Detective Beckett couldn't believe what was going on here. "Uh, sir, can I have a word with you?"

The captain looked between the two people in front of him. "No." He walked away.


	9. The Station 2

A/N: Disclaimer in first part. Also note that there are spoilers here for 2x10 and 1x01.

Shocked that the captain wouldn't let her explain herself to him, she turned around, offering a glare to all three men in front of her.

The other detectives hid a chuckle when they saw her glaring at them.

Ignoring the mystery novelist at her elbow, Detective Beckett ordered, 'What did you find at his apartment?"

"Well, Super let us into Sam Parker's apartment," Detective Esposito began, only to be interrupted by Detective Ryan.

"At Jake Holland's apartment," interrupted the detective.

"Same thing," retorted the other detective.

"Yeah, I'm just trying to keep them straight," Detective Ryan told them.

"Anyway, there are no signs of struggle and Sam's bag-"

"Jake's bag," Detective Ryan interrupted again.

Beckett and Rick looked at the pair, one less than amused and one more than.

"Still sitting by the door from when he came home from visiting his family in Connecticut," continued Detective Esposito.

"Connecticut?" questioned the writer.

Ryan leaned against Beckett's desk as he explained the case to the man. "Yeah, see this guy has two identities: Sam Parker has a wife and two kids in Connecticut and Jake Holland has a fiancé in the city."

"It was "you can only reach me on my cell phone" to the wife and kids. But with the fiancé, it was the old "can't call from the nursing home that my father's in." Esposito finished.
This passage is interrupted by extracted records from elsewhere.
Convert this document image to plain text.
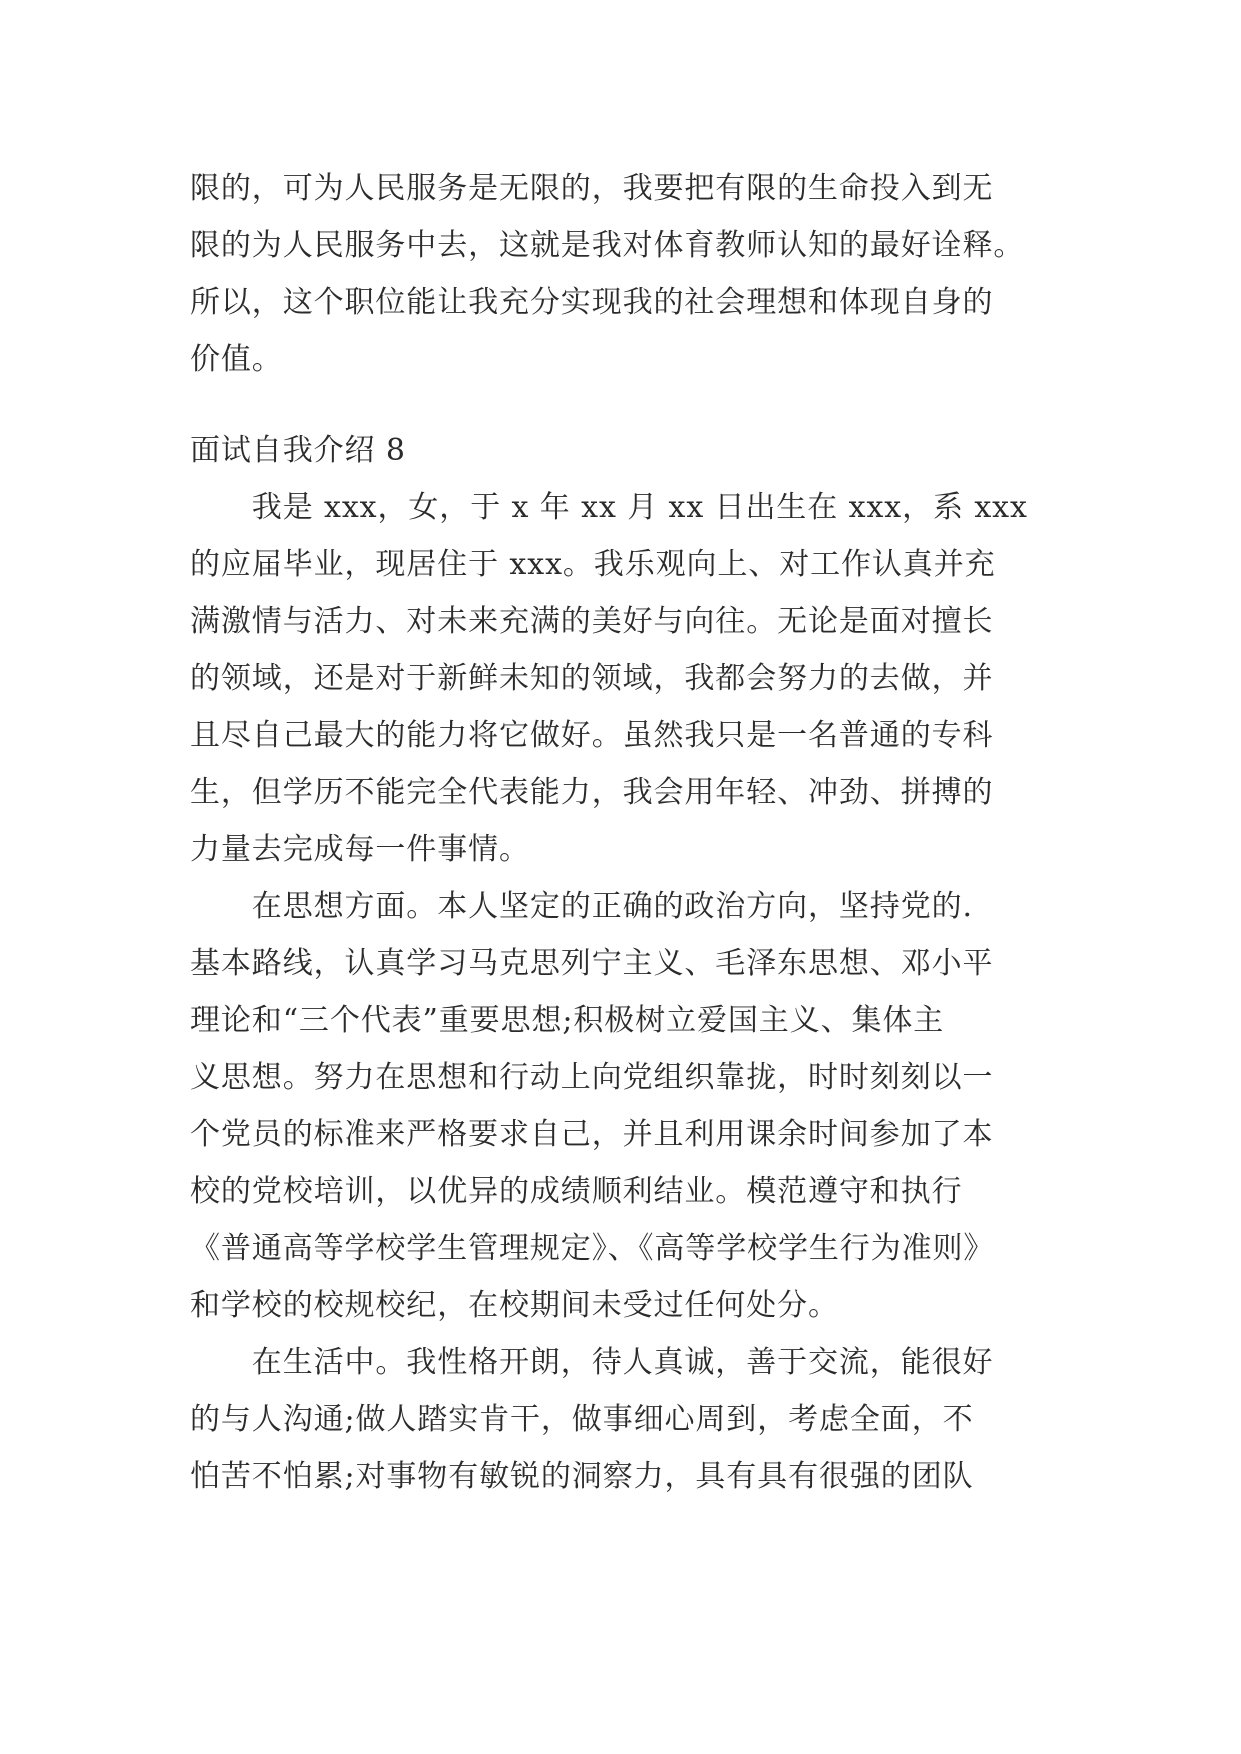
限的，可为人民服务是无限的，我要把有限的生命投入到无
限的为人民服务中去，这就是我对体育教师认知的最好诠释。
所以，这个职位能让我充分实现我的社会理想和体现自身的
价值。
面试自我介绍 8
　　我是 xxx，女，于 x 年 xx 月 xx 日出生在 xxx，系 xxx
的应届毕业，现居住于 xxx。我乐观向上、对工作认真并充
满激情与活力、对未来充满的美好与向往。无论是面对擅长
的领域，还是对于新鲜未知的领域，我都会努力的去做，并
且尽自己最大的能力将它做好。虽然我只是一名普通的专科
生，但学历不能完全代表能力，我会用年轻、冲劲、拼搏的
力量去完成每一件事情。
　　在思想方面。本人坚定的正确的政治方向，坚持党的.
基本路线，认真学习马克思列宁主义、毛泽东思想、邓小平
理论和“三个代表”重要思想;积极树立爱国主义、集体主
义思想。努力在思想和行动上向党组织靠拢，时时刻刻以一
个党员的标准来严格要求自己，并且利用课余时间参加了本
校的党校培训，以优异的成绩顺利结业。模范遵守和执行
《普通高等学校学生管理规定》、《高等学校学生行为准则》
和学校的校规校纪，在校期间未受过任何处分。
　　在生活中。我性格开朗，待人真诚，善于交流，能很好
的与人沟通;做人踏实肯干，做事细心周到，考虑全面，不
怕苦不怕累;对事物有敏锐的洞察力，具有具有很强的团队
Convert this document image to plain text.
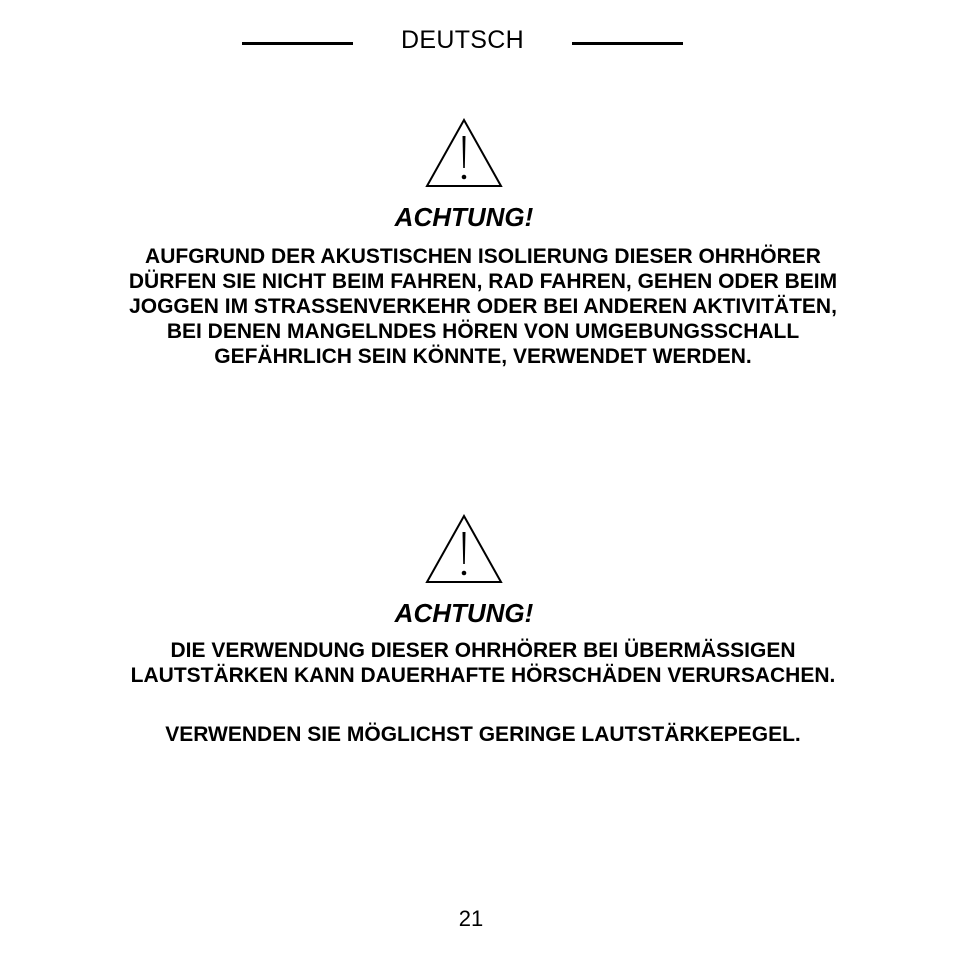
DEUTSCH
ACHTUNG!

AUFGRUND DER AKUSTISCHEN ISOLIERUNG DIESER OHRHÖRER DÜRFEN SIE NICHT BEIM FAHREN, RAD FAHREN, GEHEN ODER BEIM JOGGEN IM STRASSENVERKEHR ODER BEI ANDEREN AKTIVITÄTEN, BEI DENEN MANGELNDES HÖREN VON UMGEBUNGSSCHALL GEFÄHRLICH SEIN KÖNNTE, VERWENDET WERDEN.

ACHTUNG!

DIE VERWENDUNG DIESER OHRHÖRER BEI ÜBERMÄSSIGEN LAUTSTÄRKEN KANN DAUERHAFTE HÖRSCHÄDEN VERURSACHEN.

VERWENDEN SIE MÖGLICHST GERINGE LAUTSTÄRKEPEGEL.

21
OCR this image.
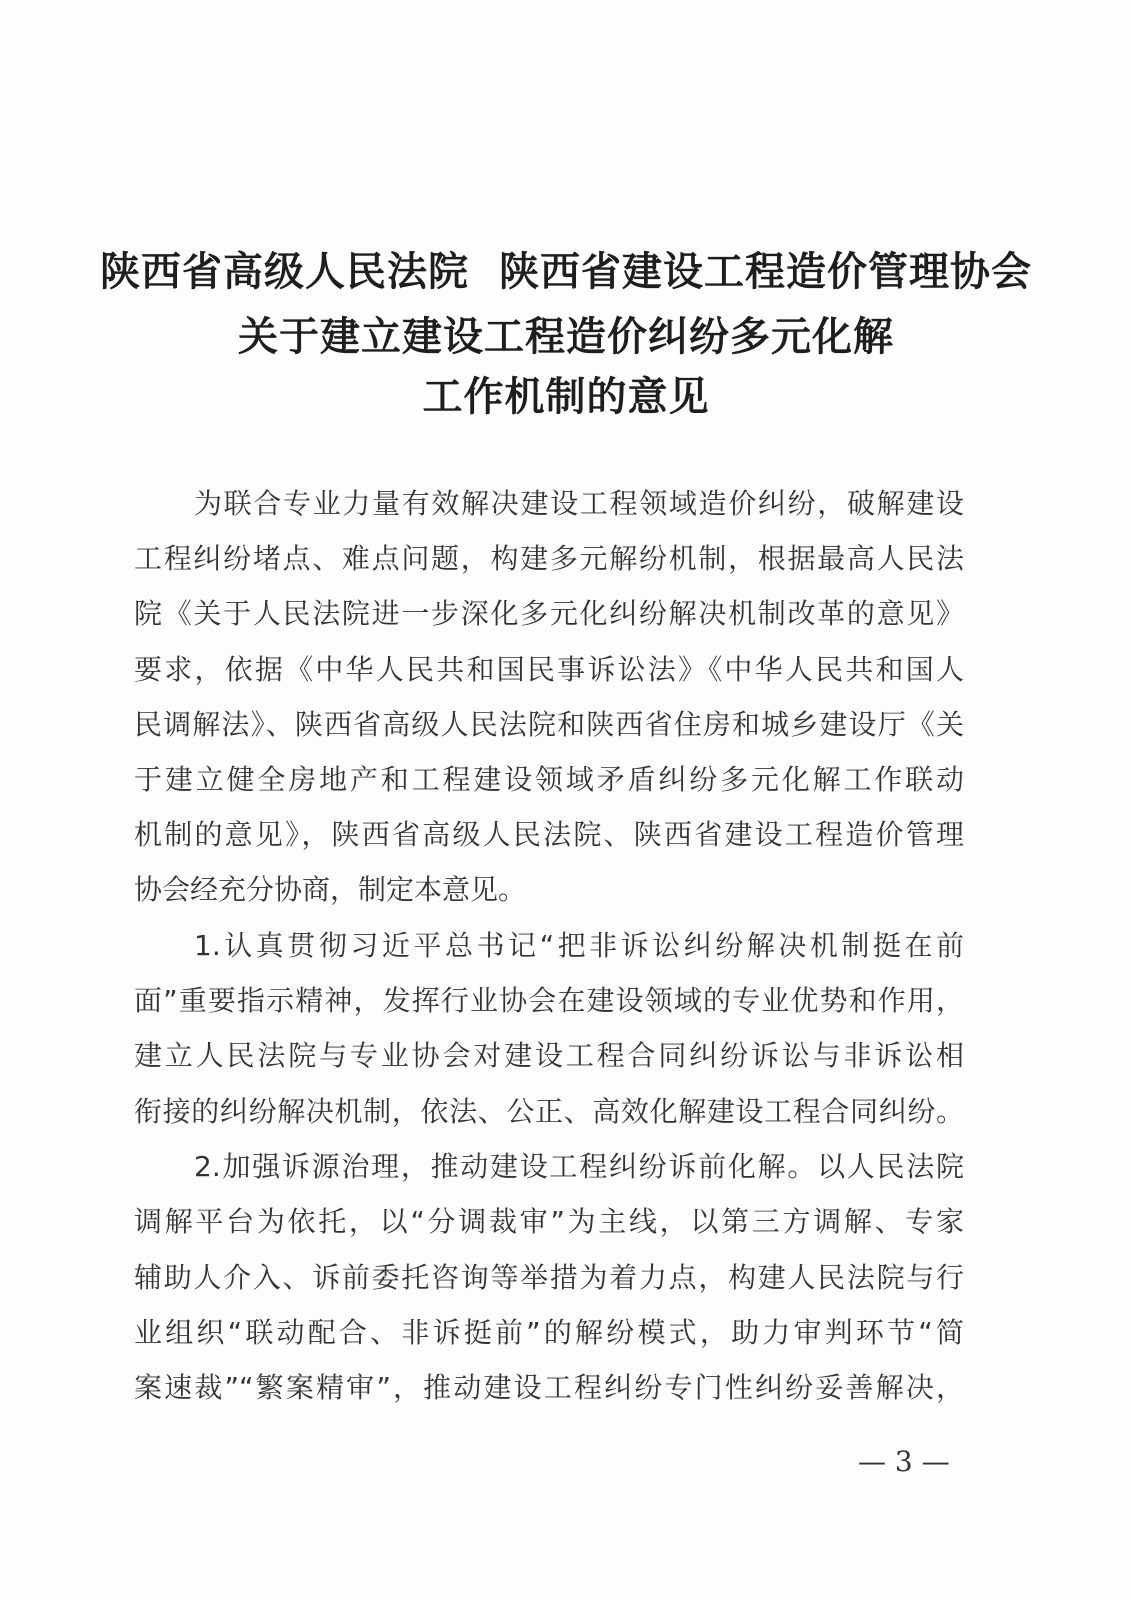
陕西省高级人民法院 陕西省建设工程造价管理协会
关于建立建设工程造价纠纷多元化解
工作机制的意见
为联合专业力量有效解决建设工程领域造价纠纷，破解建设
工程纠纷堵点、难点问题，构建多元解纷机制，根据最高人民法
院《关于人民法院进一步深化多元化纠纷解决机制改革的意见》
要求，依据《中华人民共和国民事诉讼法》《中华人民共和国人
民调解法》、陕西省高级人民法院和陕西省住房和城乡建设厅《关
于建立健全房地产和工程建设领域矛盾纠纷多元化解工作联动
机制的意见》，陕西省高级人民法院、陕西省建设工程造价管理
协会经充分协商，制定本意见。
1.认真贯彻习近平总书记“把非诉讼纠纷解决机制挺在前
面”重要指示精神，发挥行业协会在建设领域的专业优势和作用，
建立人民法院与专业协会对建设工程合同纠纷诉讼与非诉讼相
衔接的纠纷解决机制，依法、公正、高效化解建设工程合同纠纷。
2.加强诉源治理，推动建设工程纠纷诉前化解。以人民法院
调解平台为依托，以“分调裁审”为主线，以第三方调解、专家
辅助人介入、诉前委托咨询等举措为着力点，构建人民法院与行
业组织“联动配合、非诉挺前”的解纷模式，助力审判环节“简
案速裁”“繁案精审”，推动建设工程纠纷专门性纠纷妥善解决，
— 3 —
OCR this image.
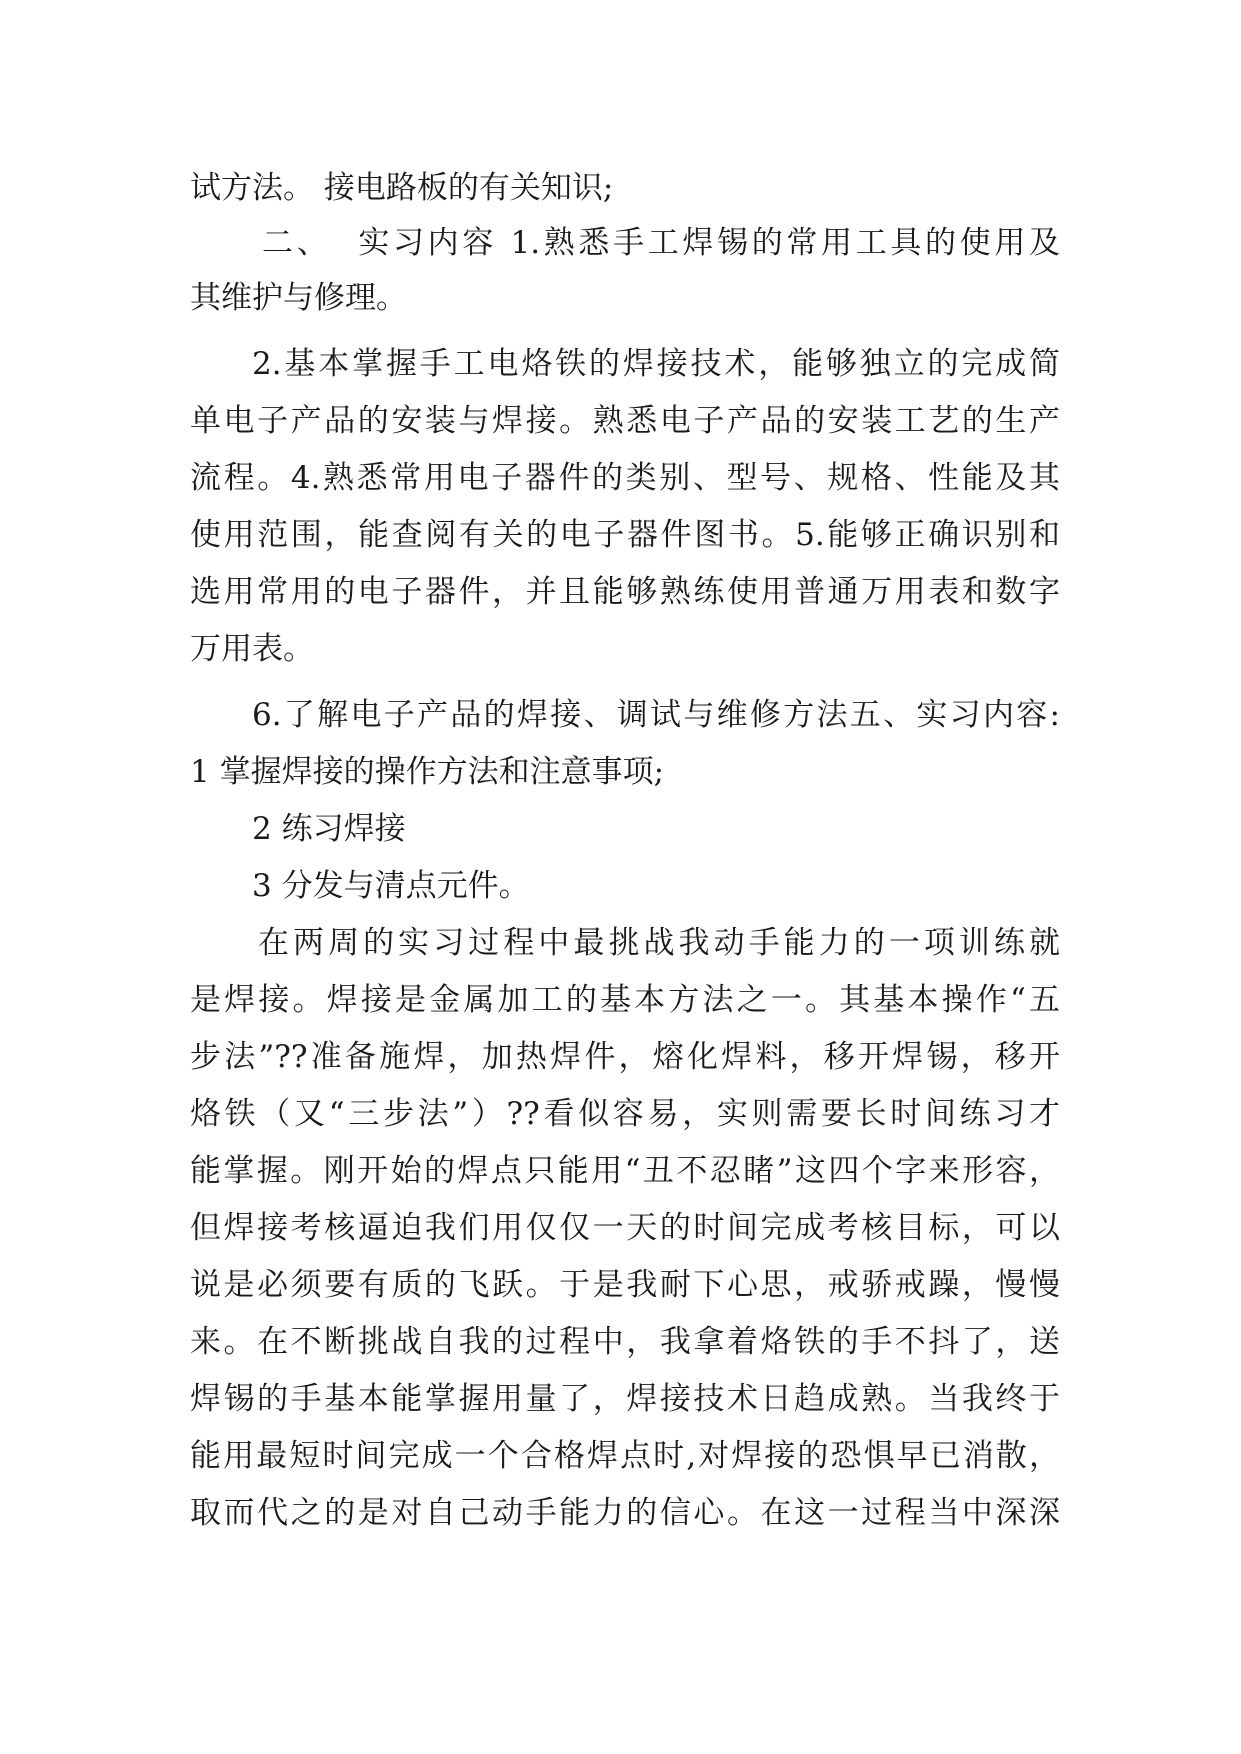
试方法。 接电路板的有关知识;
二、  实习内容 1.熟悉手工焊锡的常用工具的使用及
其维护与修理。
2.基本掌握手工电烙铁的焊接技术，能够独立的完成简
单电子产品的安装与焊接。熟悉电子产品的安装工艺的生产
流程。4.熟悉常用电子器件的类别、型号、规格、性能及其
使用范围，能查阅有关的电子器件图书。5.能够正确识别和
选用常用的电子器件，并且能够熟练使用普通万用表和数字
万用表。
6.了解电子产品的焊接、调试与维修方法五、实习内容:
1 掌握焊接的操作方法和注意事项;
2 练习焊接
3 分发与清点元件。
在两周的实习过程中最挑战我动手能力的一项训练就
是焊接。焊接是金属加工的基本方法之一。其基本操作“五
步法”??准备施焊，加热焊件，熔化焊料，移开焊锡，移开
烙铁（又“三步法”）??看似容易，实则需要长时间练习才
能掌握。刚开始的焊点只能用“丑不忍睹”这四个字来形容，
但焊接考核逼迫我们用仅仅一天的时间完成考核目标，可以
说是必须要有质的飞跃。于是我耐下心思，戒骄戒躁，慢慢
来。在不断挑战自我的过程中，我拿着烙铁的手不抖了，送
焊锡的手基本能掌握用量了，焊接技术日趋成熟。当我终于
能用最短时间完成一个合格焊点时,对焊接的恐惧早已消散，
取而代之的是对自己动手能力的信心。在这一过程当中深深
"Oooh," the writer remarked brilliantly.

Both men decided to get back to work at the glare of their boss. Showing her a picture frame with the victim and his fiancé, Ryan was interrupted by a comment from their new visitor. "Oh, please tell me that's the whole double-sided picture frame gag."

"The lovely fiancé," showed Ryan, before switching to the back of the picture frame, "which can easily be swapped out for..." He showed them a picture of the victim with his wife and kids. "The wife and kids should they ever visit daddy in the City." He grinned at the two in front of him.

Beckett looked on in shock at the lengths this man went to for his cover identity.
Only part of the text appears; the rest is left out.